A hybrid hydraulic fracture (HHF) model composed of (1) complex discrete fracture networks (DFN) and (2) planar fractures is proposed for modeling the stimulated reservoir volume (SRV). Modeling the SRV is complex and requires a synergetic approach between geophysics, petrophysics, and reservoir engineering. The objective of this paper is to characterize and evaluate the SRV considering the initial hydraulic fracturing efficiency, fracture network complexity, mechanics, and microseismicity distribution along 145 stimulated stages in a multilateral horizontal well on the Muskwa, Otter Park and Evie Formations in the Horn River Shale in Canada.
Hydraulic fracturing jobs in shale reservoirs are designed with a view to achieve economic production by exploiting fracture network complexity. The task involves significant challenges in modeling and forecasting, which complicates the examination of operations to enhance their performance, including refracturing or infill drilling.
In this study, an HHF is run in a numerical simulation model to evaluate the SRV performance in planar and complex fracture networks using microseismicity data collected during 75 stages of hydraulic fracturing in the Horn River shale. Post-fracturing production is appraised with Rate Transient Analysis (RTA) for determining effective permeability under flowing conditions, compare to the numerical simulation and the hydraulic fracturing design.
Fracturing stages with larger fracture patch sizes, associated with the microseismic events in a fixed stress drop, correspond to higher stimulated areas, fracture conductivity, and gas production. Several microseismic events are observed in the heel of the laterals that are aligned to the far field NE stresses, indicated a loss of efficiency along the wellbore lateral during hydraulic fracturing. The hydraulic propagation modeling revealed increment of the leak-off coefficient, related to the natural fractures and communication with other stages. The production performance is evaluated in the numerical model, to measure interference between stages.

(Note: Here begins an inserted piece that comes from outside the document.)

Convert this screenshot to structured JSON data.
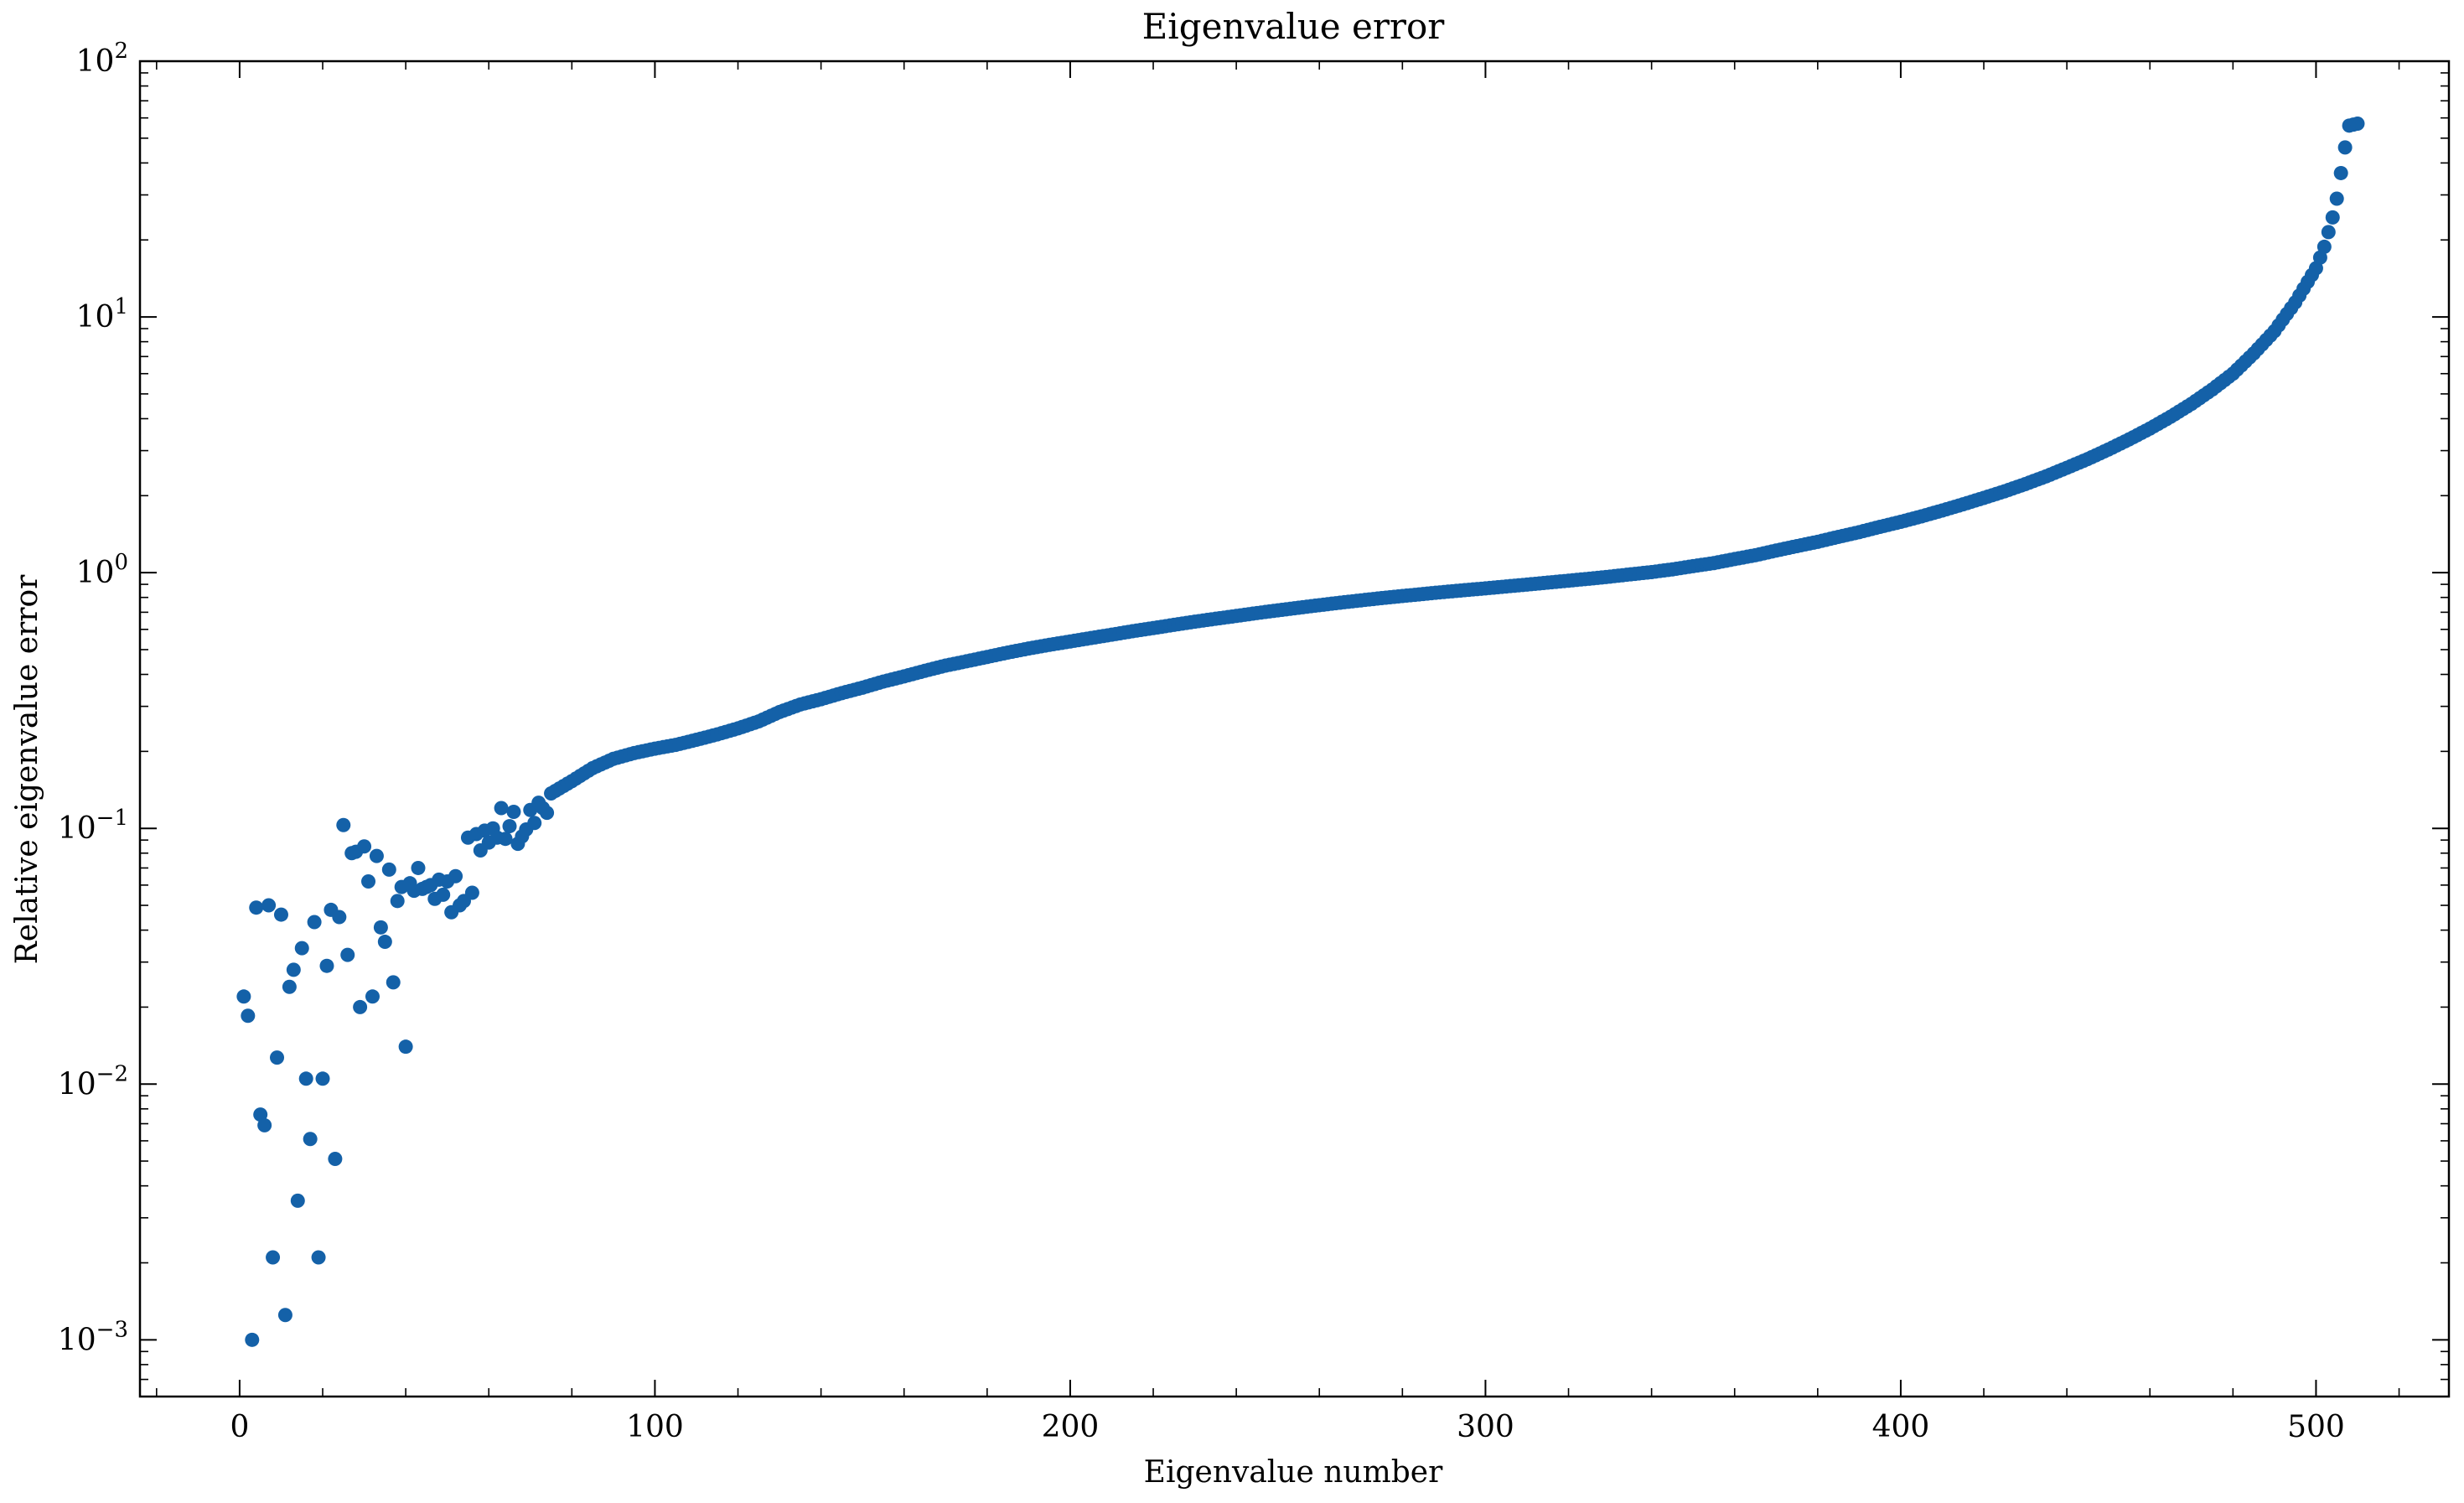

The SRV, modeled with HHF networks, is able to match the post-fracturing production history. Fracture mechanics is important in order to understand the flowing performance of the reservoir.
The inclusion of propagating models and RTA allowed to characterize possible fracture geometries in the reservoir and to observe limitations inherent to large dispersion and uncertainty of the microseismicity cloud. Also, to observe areas where the stimulation may have propped natural fractures totally or partially, which will benefit the production of gas.
This study presents a better understanding and characterization of the SRV in shale gas reservoirs, especially in those cases where microseismicity dispersion is problematic and where the SRV is not easily delimited.